A collaborative effort between the Chiu Research Group (UW) and the Hingorani Lab
(Fred Hutch) is conducting research with the goal to develop a clinically useful blood test which could be used for the detection and further research into pancreatic cancer CTCs. Using methods developed in both labs, the researchers will identify potential clinical applications for this technology and finalize the testing procedures to make sure it is useful and safe before moving it into the clinic.

This novel test will help inform future research in pancreatic CTC at various stages of the disease and provide new insights into how pancreatic cancer spreads within the body. This technology may help doctors diagnose pancreatic cancer earlier and monitor the effectiveness of chemotherapy and other treatments. Importantly, this test only requires blood draws and would remove the need for invasive tissue biopsies if successful. This test could significantly change the way pancreatic cancer is diagnosed and followed within the clinic.

Prostate Cancer

Pete Nelson, MD
Dr. Nelson

Treatment Stratification for Metastatic Prostate Cancer: Enrichment for Heritable Defects in DNA Repair
Funded by donations
Led by Peter Nelson, MD, Heather Cheng, MD, PhD, Robert (Bruce) Montgomery, MD

Right now, exciting work is being done by our prostate cancer researchers with the potential to increase our understanding of how genetic defects lead to prostate cancer, and ultimately improve survival for men with prostate cancer.
Prostate cancer is one of the most commonly-diagnosed cancers in the US, accounting for approximately 13.3% of all new cancer cases. When caught early, prostate cancer can be cured for most patients. Unfortunately, in patients who have cancer that has spread to other parts of the body (metastasized), treatment outcomes are generally poor and complete cures are very rare.

Some patients experience unusually positive responses to treatments, suggesting that there is a biological reason why these individuals have better outcomes. Identifying and understanding why some patients have such good outcomes to specific treatments may result in more effective, personalized therapies for individuals suffering from prostate (and potentially other) cancers and may alter current standards of care.

Work by Dr. Peter Nelson, a Fred Hutch researcher and Medical Oncologist, has previously shown that a surprising number of prostate cancers consist of cells that are unable to repair their own damaged DNA. This can lead to the growth of the cancer tumor. These same defects have also been found in cancers of the breast and ovary, and can be treated with targeted therapies.

A comprehensive and cost-effective test has been developed at the University of Washington that identifies the cell’s inability to sense and repair its DNA. Dr. Nelson is using this test to find DNA repair defects in men with prostate cancer, and to determine if there is a link between test results and their responses to targeted treatments.

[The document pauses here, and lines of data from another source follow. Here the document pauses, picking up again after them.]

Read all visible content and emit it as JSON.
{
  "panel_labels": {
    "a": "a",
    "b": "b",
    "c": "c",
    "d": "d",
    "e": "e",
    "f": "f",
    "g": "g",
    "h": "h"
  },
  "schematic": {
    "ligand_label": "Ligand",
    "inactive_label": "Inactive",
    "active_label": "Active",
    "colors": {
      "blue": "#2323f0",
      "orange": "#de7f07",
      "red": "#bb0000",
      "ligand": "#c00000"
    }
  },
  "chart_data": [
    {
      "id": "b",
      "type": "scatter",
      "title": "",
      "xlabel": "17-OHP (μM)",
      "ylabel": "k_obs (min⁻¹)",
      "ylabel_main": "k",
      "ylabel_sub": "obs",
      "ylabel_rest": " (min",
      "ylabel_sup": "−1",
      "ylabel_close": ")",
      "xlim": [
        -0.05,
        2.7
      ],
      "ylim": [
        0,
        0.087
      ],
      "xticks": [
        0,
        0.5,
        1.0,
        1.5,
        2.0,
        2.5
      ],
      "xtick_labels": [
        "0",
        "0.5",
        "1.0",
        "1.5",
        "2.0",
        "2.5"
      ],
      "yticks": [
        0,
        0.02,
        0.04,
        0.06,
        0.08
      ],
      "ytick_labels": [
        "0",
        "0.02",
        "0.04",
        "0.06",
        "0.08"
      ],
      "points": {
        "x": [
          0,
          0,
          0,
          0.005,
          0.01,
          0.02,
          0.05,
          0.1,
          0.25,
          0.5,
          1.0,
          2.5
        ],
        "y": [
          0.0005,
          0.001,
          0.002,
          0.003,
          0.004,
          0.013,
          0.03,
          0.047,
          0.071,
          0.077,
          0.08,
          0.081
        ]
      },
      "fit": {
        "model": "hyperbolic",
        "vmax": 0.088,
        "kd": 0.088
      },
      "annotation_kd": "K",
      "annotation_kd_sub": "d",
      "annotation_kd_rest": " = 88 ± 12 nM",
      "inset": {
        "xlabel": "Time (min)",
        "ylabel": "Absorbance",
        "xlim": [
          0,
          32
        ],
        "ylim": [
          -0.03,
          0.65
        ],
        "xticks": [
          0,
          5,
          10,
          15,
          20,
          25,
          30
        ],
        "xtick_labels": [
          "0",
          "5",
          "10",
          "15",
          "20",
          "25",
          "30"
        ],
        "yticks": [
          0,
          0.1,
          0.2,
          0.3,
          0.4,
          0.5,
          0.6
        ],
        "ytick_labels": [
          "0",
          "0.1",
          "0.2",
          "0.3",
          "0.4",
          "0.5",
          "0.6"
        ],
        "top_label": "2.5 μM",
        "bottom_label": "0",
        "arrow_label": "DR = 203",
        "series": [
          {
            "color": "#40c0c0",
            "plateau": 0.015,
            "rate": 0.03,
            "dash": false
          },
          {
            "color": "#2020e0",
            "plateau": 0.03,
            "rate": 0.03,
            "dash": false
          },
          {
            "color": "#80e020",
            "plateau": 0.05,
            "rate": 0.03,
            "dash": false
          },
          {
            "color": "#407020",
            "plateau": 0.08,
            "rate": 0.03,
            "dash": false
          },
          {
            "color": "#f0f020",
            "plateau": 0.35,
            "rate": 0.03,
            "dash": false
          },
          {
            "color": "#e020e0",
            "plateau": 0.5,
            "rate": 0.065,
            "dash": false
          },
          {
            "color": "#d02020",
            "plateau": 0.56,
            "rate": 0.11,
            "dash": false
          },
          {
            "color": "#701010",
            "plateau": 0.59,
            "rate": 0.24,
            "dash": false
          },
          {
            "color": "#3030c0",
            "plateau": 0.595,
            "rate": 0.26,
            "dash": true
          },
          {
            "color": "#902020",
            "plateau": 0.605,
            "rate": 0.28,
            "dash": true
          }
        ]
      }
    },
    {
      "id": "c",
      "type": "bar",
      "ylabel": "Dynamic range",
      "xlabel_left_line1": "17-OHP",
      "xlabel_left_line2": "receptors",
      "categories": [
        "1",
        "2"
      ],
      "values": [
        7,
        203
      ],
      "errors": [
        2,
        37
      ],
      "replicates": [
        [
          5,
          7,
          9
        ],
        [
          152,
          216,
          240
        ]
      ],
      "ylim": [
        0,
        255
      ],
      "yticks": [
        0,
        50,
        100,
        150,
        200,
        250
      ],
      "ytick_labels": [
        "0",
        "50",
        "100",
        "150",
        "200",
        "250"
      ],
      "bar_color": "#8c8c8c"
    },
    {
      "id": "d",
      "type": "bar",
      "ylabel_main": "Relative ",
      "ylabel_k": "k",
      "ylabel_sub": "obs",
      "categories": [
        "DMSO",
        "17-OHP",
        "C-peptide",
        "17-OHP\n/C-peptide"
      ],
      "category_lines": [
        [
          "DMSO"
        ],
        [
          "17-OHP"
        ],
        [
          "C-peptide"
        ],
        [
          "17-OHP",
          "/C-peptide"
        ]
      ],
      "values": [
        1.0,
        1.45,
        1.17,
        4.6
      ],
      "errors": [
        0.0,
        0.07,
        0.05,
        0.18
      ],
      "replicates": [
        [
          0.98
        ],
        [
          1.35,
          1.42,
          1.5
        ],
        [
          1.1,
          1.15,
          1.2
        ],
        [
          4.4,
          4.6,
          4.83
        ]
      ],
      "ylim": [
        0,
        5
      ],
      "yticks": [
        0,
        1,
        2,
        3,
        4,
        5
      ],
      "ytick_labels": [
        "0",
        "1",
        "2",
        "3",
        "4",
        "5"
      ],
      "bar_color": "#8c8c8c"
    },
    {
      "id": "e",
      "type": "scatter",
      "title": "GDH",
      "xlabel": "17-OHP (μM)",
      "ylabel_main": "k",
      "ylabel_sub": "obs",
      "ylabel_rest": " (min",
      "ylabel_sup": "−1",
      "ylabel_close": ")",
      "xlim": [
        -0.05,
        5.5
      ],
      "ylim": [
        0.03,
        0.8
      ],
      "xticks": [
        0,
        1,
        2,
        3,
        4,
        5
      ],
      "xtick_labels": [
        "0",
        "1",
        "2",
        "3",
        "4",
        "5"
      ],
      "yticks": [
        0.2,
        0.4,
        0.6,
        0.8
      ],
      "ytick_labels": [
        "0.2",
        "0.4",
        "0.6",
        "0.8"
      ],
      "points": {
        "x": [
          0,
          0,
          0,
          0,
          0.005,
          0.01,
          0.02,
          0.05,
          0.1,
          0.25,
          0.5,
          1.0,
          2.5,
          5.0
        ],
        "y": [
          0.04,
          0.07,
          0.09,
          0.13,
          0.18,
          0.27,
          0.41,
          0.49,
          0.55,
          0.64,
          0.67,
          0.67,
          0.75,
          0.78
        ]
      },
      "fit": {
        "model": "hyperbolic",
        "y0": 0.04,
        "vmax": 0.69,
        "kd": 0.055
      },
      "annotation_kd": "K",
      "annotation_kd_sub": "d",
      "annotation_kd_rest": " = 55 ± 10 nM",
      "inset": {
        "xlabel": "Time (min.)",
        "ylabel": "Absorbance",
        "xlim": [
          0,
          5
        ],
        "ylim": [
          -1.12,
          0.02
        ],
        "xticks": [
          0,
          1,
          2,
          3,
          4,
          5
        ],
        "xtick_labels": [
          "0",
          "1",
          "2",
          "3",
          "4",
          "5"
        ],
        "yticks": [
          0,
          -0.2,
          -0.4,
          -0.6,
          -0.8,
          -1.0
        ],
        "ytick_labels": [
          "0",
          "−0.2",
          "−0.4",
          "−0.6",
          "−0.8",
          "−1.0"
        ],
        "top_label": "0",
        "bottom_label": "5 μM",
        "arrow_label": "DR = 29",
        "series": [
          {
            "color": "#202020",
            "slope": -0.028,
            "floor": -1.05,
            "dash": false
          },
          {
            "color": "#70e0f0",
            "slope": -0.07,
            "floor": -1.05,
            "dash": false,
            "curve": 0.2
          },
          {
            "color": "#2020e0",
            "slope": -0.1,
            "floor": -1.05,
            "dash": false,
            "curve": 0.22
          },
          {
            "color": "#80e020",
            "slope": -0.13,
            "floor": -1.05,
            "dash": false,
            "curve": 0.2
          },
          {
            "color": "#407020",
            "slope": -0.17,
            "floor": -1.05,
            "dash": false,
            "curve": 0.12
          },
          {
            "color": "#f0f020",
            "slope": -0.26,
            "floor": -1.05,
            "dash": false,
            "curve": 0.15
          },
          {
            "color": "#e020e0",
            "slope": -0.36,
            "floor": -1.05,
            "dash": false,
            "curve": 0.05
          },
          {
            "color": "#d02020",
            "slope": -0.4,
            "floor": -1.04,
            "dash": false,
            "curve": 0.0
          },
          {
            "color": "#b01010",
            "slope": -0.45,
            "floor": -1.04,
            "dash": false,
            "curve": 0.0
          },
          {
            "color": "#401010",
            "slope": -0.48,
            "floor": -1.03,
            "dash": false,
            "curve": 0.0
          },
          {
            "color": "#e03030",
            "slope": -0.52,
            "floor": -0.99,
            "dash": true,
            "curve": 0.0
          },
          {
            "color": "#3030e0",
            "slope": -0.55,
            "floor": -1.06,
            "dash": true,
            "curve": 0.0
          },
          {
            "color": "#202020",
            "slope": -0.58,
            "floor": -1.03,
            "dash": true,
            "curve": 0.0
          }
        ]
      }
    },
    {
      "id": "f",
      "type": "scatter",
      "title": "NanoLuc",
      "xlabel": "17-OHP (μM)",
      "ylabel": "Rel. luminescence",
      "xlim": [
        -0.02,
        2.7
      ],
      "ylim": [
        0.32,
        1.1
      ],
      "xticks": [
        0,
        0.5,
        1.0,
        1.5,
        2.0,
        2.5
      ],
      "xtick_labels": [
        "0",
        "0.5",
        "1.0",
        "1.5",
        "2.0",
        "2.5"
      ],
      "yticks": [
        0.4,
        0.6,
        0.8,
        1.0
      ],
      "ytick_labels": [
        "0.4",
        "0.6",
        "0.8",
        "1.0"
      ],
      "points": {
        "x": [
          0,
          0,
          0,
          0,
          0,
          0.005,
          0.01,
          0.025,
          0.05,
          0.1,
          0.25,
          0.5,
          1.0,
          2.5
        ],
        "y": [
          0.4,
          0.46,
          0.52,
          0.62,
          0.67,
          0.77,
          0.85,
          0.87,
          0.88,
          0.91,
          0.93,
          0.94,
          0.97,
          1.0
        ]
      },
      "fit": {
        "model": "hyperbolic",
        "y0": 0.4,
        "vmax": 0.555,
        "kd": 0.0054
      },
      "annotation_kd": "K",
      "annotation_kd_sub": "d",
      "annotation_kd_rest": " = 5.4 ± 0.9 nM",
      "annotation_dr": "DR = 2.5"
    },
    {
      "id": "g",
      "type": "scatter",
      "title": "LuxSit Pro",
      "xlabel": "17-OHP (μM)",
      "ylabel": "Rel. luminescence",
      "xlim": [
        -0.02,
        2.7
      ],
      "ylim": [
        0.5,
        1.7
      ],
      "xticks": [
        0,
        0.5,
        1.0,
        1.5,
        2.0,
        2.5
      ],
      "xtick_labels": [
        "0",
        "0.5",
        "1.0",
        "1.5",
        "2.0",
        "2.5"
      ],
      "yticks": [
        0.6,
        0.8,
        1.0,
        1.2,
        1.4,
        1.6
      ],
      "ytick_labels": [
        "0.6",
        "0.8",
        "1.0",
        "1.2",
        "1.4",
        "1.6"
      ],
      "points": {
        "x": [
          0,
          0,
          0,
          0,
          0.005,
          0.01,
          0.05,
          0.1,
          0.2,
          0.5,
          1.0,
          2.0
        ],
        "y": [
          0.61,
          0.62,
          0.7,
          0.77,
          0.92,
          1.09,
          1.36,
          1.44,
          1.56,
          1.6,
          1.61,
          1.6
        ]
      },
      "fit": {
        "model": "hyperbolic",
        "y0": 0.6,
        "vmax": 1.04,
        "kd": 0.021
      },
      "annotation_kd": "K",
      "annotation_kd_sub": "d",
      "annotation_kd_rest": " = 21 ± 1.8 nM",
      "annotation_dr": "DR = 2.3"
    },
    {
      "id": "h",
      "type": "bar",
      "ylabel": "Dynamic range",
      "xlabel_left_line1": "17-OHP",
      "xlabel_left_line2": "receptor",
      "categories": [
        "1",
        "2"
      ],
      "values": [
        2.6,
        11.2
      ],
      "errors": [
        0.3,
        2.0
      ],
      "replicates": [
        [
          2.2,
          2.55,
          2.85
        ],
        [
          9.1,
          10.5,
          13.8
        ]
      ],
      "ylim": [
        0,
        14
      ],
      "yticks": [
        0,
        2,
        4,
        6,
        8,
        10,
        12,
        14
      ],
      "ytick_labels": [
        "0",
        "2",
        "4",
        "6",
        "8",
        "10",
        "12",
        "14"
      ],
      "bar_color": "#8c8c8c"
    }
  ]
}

Confirming these results will have an immediate impact on how men with advanced prostate cancer are treated. Men with metastatic prostate cancer who carry these DNA repair mutations will have access to new and targeted treatment, greatly improving their chance of a good outcome. In addition, we hope this research leads to changes in screening recommendations for family members of men with advanced prostate cancer. Regular screening among those at risk means that doctors can detect cancer earlier, when it is more likely disease be curable.